●フルーツの種、飲んじゃったことあるよね? 秋の美味しいもの「柿」の種を飲んじゃったじろべえさんのお話
横長の絵本なので、読み聞かせする側としては見にくい本ではあるのですが、日本の民話絵本で、間違いなく面白いおはなしです。長めで9分前後、読み聞かせにかかると思います。

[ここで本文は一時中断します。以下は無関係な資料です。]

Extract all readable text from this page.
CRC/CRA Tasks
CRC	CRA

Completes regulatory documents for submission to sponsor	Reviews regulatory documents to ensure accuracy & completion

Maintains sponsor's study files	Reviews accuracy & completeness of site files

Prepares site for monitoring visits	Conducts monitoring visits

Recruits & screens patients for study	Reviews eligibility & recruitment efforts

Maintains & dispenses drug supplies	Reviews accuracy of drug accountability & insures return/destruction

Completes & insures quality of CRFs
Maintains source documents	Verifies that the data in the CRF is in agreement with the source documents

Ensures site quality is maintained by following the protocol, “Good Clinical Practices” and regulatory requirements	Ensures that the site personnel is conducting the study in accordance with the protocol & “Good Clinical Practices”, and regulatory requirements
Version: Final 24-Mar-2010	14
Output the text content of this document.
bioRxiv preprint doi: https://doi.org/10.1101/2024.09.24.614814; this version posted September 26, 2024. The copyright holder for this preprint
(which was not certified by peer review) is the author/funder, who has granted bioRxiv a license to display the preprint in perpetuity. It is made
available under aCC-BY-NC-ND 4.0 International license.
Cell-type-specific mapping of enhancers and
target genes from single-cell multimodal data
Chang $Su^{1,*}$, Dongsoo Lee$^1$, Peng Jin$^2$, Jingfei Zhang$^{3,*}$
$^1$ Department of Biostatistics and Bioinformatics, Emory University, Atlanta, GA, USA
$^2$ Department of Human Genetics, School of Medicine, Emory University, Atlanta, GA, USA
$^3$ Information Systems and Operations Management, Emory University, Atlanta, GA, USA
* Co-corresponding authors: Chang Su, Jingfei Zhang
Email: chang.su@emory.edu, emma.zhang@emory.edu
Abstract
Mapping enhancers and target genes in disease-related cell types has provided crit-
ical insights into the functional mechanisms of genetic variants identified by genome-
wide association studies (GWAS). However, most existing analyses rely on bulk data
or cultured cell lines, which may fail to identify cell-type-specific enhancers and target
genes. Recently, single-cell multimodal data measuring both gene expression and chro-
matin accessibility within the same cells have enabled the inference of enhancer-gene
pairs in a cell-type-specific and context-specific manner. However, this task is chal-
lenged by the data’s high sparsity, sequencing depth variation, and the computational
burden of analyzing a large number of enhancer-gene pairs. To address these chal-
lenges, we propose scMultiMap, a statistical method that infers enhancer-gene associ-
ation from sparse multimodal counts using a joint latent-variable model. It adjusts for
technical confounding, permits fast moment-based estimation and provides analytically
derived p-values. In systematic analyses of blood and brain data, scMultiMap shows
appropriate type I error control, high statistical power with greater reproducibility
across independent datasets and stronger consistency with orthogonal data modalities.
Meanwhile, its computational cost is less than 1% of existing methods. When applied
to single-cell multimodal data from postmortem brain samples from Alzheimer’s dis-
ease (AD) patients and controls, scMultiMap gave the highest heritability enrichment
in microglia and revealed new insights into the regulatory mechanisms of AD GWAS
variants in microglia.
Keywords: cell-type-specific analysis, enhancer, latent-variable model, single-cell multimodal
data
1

表紙と後ろ表紙つながって、頭から柿の木が生えてしまったおじさんが描かれています。
田島征三さんの絵で、インパクトが強いです。
「むかし むかし、あるむらに、じろべえさんと いう ひとが いました。」
横になってにこにこお酒を飲むじろべえさんが描かれています。
お酒大好きなおじさん、じろべえさんが、主人公です。
ページめくり、さすがに働いてよ、と奥さんがいうのですが、
「だめ だめ。きのうの おさけが まだ ぬけなくて」と言い訳するじろべえさん。
奥さん言い返します。
「じゃあ、かきを おあがりなさい。」
お酒の酔いをさます効果があるんだとか。へえ!
で、よっぱらいのじろべえさん、柿を食べるのですが、種まで一緒に食べてしまうのです。
「つる つるーん」と!
さて、柿のおかげで、稲刈りができたじろべえさんですが、「ところが そのうち、あたまの あたりが、むず むず むず。」
見開きで、頭から小さな芽が出ている様子が描かれます。
「なんだ これ?」
ページめくり、急展開。
「えだいちめんに どーんと かきの みが なりました。」
驚くところですが、喜んでいる笑顔のじろべえさんが見開きで描かれていて、児童もつっこみます。うれしいの? 大丈夫? えー!
児童の反応が正しいですよね。
でもじろべえさんは、ひと味違う男です。超ポジティブおじさん。笑
「そうだ、この かきの みを うれば、その おかねで おさけが のめるかも しれないぞ。」
「さっそく むらの ちゃみせへ はしっていくと、」
柿をあげて、お酒を飲ませてもらうわけです。
「たちまち よっぱらって、ぐうぐう ぐうぐう おおいびき。」
なんだよかったじゃん、となりそうですが、問題が起こります。
「その はなしを きいて さわぎだしたのが、まちの かきうりたちです。」
茶店で柿の安売りなんてされちゃあ、商売あがったりなわけですね。
「こんな かきの き、きりたおして しまおうじゃないか」
「ようし、やっちゃえ やっちゃえ」
ノリが怖いですね。
児童も思わず、うわーとか、えーとか、見守ってくれる場面です。
のこぎりを手にした柿売りたちに囲まれ、でも起きない飲んだくれじろべえさんです。
目を覚ますと柿の木がなくなっていたわけです。
が、ここで終わらないのが面白さ。
なんと「ねっこの まわりに、きのこが やまほど はえだしているでは ありませんか。」
さあ、柿はなくなったけれど、きのこが頭にいっぱい生えたじろべえさん。
どうするか、聞き手のこどもたちも予想がつきます。
ここからが面白くなるわけです。
「こんどは きのこだ。きのこを あげるから、おさけを のませておくれ」
で、きのこでお酒をもらい、飲んだくれて眠って。
眠っているうちに反感を買って、根っこを掘り出されて。
「うわあん、ねっこが なくなってしまったよう」となるけれど、「ほりだした あとの あなぼこに、みずが たまって、いけと なり、その なかを、」とまた何かが出てくるわけです。
じろべえさん最高にポジティブ酒飲みです!
大人も笑って聞き入ってしまうお話。
結末も、えー!? おいおい、あらあら~な感じで。笑
ぜひ、低学年から高学年、大人まで楽しめる民話絵本です。
出会わせてあげてください。
秋 稲刈り、柿、きのこの時期におすすめですよ。